For sensitivity analyses, results were generally very similar with two minor exceptions. First, in primary care, when restricting to the patients’ first appointment, the canceled appointment rate was lower for the intervention arms compared to the control arm (OR = 0.88, 95%CI = 0.78–1.00, p = 0.04) in the adjusted model. Second, in mental health, when restricting to the patients’ first appointment, the missed appointment rate for arm C (Consequences for Others) was lower compared to that of the control arm (OR = 0.67, 95%CI = 0.45–0.98, p = 0.04).

DISCUSSION

In this yearlong pragmatic trial composed of tens of thousands of VA patients and their appointments in primary care and mental health, we found no effect of incorporating nudges in appointment reminder letters on measures relevant to outpatient appointment attendance, specifically the rate of missed appointments and rate of canceled appointments. The lack of effectiveness of incorporating nudges was seen consistently in comparing all four intervention arms to the control, in comparing each individual intervention arm to the control arm, and in both primary care and mental health, the two largest clinic types in VA. While this was a negative trial, we believe our findings are revealing and important to disseminate, particularly in light of recent analyses suggesting substantial publication bias in the realm of nudge interventions, and perhaps even null effects after accounting for this bias.42,43

As a pragmatic trial, our findings may have been impacted by several real-world issues within the VA healthcare system. First, a number of veterans were in more than one study arm, particularly among patients in mental health. Psychiatric comorbidity among VA-using veterans is common, and this likely contributed to patients being seen by multiple mental health providers.44 Second, patients’ exposure to the intervention was limited compared to what they would have received in a more traditional efficacy trial.
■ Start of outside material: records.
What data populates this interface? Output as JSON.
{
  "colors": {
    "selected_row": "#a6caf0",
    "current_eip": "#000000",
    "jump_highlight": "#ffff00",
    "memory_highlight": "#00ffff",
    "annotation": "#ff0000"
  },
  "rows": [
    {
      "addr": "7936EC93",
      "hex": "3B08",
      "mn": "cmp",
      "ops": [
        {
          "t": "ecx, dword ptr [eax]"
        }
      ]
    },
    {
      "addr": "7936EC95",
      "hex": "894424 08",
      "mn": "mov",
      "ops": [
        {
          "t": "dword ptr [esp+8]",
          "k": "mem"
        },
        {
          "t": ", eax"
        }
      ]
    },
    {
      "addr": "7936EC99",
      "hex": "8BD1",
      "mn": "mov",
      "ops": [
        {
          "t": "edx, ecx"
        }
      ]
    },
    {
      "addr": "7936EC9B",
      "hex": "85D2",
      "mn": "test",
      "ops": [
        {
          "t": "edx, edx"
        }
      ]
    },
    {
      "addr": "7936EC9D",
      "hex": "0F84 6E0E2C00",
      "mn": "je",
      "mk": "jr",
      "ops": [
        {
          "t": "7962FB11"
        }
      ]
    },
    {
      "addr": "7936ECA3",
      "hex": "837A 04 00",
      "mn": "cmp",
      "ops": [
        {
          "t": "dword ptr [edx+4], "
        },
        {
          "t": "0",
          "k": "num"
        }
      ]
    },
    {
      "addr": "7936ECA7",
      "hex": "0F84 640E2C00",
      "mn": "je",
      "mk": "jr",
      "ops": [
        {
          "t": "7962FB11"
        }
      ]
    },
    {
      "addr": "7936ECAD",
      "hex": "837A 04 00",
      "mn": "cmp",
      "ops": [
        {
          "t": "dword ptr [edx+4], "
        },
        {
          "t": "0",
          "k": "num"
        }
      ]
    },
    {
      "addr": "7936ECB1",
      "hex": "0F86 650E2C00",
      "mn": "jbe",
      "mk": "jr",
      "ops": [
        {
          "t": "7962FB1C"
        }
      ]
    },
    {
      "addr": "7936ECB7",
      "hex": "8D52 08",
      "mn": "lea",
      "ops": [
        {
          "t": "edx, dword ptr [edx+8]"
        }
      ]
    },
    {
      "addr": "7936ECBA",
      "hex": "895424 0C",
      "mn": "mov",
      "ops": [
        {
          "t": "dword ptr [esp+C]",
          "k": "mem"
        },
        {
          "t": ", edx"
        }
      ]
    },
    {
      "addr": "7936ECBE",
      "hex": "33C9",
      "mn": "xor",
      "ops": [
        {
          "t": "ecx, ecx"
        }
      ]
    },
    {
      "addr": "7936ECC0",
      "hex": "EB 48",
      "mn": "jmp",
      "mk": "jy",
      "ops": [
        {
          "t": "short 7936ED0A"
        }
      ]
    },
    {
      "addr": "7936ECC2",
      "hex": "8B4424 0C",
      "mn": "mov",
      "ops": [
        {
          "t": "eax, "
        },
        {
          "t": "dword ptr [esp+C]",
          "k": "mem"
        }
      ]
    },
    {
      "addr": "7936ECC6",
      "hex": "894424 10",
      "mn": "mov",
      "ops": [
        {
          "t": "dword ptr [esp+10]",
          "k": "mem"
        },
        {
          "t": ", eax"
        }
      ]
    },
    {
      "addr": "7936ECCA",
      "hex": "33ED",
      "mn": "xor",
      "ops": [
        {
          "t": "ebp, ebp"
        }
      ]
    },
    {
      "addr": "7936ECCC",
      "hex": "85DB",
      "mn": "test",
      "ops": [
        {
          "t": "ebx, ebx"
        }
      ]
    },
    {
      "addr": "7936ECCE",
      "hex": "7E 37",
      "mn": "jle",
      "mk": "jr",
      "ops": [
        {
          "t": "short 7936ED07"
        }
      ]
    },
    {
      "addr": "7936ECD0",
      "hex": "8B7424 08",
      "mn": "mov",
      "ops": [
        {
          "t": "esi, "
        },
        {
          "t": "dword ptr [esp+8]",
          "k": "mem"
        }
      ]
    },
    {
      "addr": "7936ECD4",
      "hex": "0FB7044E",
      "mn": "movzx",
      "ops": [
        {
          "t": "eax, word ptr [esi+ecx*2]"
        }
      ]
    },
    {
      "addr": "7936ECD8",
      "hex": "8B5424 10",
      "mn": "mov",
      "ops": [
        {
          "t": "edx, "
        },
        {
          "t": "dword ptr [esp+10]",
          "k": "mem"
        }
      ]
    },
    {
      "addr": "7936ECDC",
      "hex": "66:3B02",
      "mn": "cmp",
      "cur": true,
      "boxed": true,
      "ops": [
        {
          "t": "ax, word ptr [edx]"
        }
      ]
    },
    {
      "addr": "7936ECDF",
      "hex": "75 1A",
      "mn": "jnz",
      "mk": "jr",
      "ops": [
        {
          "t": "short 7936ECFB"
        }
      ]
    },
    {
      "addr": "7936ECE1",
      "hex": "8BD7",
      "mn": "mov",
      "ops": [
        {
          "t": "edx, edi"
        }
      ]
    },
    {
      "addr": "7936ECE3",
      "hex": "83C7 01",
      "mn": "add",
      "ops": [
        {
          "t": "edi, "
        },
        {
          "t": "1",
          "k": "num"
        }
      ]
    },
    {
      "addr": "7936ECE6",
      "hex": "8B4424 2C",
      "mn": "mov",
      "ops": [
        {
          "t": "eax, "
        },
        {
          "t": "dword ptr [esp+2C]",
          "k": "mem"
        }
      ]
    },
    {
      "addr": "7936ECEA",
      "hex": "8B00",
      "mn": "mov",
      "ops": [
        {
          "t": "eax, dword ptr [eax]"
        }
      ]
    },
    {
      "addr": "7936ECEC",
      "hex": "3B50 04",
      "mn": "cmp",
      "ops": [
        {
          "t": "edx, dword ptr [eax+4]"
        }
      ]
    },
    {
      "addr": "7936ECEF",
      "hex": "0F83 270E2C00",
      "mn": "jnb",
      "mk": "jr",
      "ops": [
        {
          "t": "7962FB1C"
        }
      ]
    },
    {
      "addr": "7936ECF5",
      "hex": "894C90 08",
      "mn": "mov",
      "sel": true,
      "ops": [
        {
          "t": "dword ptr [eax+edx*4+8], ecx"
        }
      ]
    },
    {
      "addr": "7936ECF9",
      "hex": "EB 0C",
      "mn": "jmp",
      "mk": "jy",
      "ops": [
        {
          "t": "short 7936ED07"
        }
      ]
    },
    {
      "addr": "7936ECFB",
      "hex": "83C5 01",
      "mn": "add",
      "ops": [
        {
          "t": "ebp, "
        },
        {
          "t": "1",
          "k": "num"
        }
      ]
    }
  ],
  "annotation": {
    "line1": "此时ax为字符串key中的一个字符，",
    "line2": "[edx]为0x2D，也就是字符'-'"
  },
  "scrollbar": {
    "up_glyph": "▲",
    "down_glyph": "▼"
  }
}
For instance, formatting restrictions in the systems used to create reminder letters prevented us from doing more to highlight messages. Furthermore, our trial was only able to incorporate nudges into appointment reminder letters. This left other reminders (text, audio, postcard, and—for virtual appointments that became commonplace during the trial—email) untouched by the intervention. As a consequence, patients may have experienced a diluted effect of the nudge due to varying messages being delivered for the same appointment, and they may also have experienced reminder fatigue,45 leading some to effectively ignore reminders altogether.

Our trial was also susceptible to a variety of “on-the-ground” changes in healthcare operations that occurred over the course of the trial. COVID-related impacts included a large-scale switch to virtual appointments, and processes related to this change may have diminished relevance and impact of the trial’s different patterns of outreach to patients. For instance, during the trial it became standard practice for providers to call a patient if they did not log into a virtual appointment, thereby potentially creating a new intervention and obviating a missed appointment. We were also unable to quantify the fidelity of the intervention and cannot guarantee that the offices preparing and sending the appointment reminder letters consistently followed standard procedures.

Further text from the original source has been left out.